The bureaucratic impediments continued to be a major challenge too, and the systems were so dense that we had to hire extra staff just to manage them. It was a resource drain which affected everything, including medical supplies. It meant patients with exploded limbs would be without plaster casts, painkillers or gauze. The teams were having to wash and reuse gauze to dress wounds, which is far from ideal.

Building a mass casualty plan
A core priority of MSF’s work in Al Nao was to support the hospital administration in building a mass casualty plan. This systems-level approach just wasn’t there before.
Mass casualty events affect nearly all hospital departments, including x-ray, outpatients, inpatients, and the operating theatre. It's not just the emergency room that needs to respond when there's an influx of wounded people. This complex system of different departments needs to pivot instantly from day-to-day work to mass casualty procedures.
We needed to produce a living document that we could learn from and debrief after each event, to make sure we could save more lives and provide better care each time.
For example, my nursing colleagues reported that during mass casualty events, patients weren’t getting the necessary painkillers, usually because of a lack of supply.
Even with this challenge, the nurses were able to make sure that the most severely injured patients were getting at least a half-dose of injectable paracetamol, about a child's dose. That's all there was, and it was better than nothing.

The family graveyard
Despite the challenges, when I was approaching the end of my second MSF assignment in Sudan, I felt glad I went and could make more of a difference. But there was one thing I still wanted to do.
My family graveyard is located about a mile and a half south of where we were living in Omdurman. On my last day in Sudan, I managed to visit.
When I got there, I met the caretaker who knew many members of my family. He explained to me that the graveyard had been a no man's land between the two front lines earlier in the war. The SAF and RSF had been shelling from the high-rise buildings on either side.
Approaching my grandfather’s grave, I could see the wall of the walled garden had been completely destroyed. Over at my grandmother’s side of the cemetery the mausoleum roof had collapsed and all the trees had been chopped down, probably for firewood.
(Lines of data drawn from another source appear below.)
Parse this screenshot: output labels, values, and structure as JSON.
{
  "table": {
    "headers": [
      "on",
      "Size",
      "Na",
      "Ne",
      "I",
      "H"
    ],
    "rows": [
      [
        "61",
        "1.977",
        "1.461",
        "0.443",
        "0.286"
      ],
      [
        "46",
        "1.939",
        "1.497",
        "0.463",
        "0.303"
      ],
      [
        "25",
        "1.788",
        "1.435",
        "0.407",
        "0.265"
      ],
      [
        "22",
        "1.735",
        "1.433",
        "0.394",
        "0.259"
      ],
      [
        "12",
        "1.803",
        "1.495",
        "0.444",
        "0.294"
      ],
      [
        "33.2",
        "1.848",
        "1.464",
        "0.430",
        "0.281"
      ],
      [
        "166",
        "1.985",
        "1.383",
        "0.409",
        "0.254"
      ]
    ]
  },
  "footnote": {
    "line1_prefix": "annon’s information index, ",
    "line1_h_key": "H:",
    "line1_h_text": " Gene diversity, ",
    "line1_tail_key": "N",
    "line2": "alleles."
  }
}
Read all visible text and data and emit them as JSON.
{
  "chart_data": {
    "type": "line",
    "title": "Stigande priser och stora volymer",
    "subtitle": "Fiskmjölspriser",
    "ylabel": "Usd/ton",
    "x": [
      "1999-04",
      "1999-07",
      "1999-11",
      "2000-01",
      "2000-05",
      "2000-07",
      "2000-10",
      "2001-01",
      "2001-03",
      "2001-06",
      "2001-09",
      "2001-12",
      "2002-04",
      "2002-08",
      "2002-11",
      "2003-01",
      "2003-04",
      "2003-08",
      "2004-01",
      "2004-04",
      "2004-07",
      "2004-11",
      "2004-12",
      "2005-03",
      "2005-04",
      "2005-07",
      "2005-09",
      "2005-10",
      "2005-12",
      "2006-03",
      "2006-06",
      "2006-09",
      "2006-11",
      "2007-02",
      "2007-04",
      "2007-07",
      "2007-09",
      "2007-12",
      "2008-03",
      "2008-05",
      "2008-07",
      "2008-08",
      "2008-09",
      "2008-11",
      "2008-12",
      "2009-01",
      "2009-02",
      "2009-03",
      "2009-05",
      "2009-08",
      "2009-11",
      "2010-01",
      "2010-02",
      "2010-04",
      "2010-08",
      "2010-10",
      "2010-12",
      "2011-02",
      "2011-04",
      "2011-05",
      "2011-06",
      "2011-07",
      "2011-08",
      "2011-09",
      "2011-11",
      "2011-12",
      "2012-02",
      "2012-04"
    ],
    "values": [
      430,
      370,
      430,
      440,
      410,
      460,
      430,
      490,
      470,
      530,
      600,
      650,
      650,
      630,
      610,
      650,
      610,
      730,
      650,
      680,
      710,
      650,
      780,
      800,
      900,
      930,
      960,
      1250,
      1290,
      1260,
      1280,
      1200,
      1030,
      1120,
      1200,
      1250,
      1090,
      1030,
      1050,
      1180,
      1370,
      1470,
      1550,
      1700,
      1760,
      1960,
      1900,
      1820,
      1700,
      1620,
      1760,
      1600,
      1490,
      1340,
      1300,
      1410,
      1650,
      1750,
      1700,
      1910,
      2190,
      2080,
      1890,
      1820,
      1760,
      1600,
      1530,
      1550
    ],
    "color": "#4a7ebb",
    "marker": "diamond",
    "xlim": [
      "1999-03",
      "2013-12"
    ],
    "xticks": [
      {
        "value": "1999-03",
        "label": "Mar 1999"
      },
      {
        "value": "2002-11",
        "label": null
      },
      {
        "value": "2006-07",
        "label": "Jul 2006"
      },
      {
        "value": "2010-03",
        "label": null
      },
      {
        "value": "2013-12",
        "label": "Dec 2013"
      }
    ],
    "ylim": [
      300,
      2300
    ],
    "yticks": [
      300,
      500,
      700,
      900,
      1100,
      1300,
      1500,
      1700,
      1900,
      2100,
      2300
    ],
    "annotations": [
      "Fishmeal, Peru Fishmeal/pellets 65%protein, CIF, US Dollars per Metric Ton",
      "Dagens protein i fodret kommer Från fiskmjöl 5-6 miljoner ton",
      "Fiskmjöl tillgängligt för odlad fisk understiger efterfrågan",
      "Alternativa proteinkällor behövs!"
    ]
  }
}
I hope for an end to the war in Sudan as soon as possible. My greatest wish is to spend next Eid in Khartoum with all my family.Dr Javid Abdelmoneim, MSF Medical Team Leader, Sudan
I was so worried that at the graves themselves I would see only bones, but thankfully, they were all intact.
While I was there, I could hear huge booms of fighting in Khartoum. Part of me thought perhaps I shouldn’t be there due to the insecurity, but seeing the graves was important to me.
I thought about my entire family clan living around the world. At that moment there wasn't an Abdelmoneim left in Sudan, except from me in the family graveyard.
I took photos and sent them to all my cousins, explaining the level of damage, but that the graves are intact. “The ancestors are okay,” I told them.
I hope for an end to the war in Sudan as soon as possible. My greatest wish is to spend next Eid in Khartoum with all my family.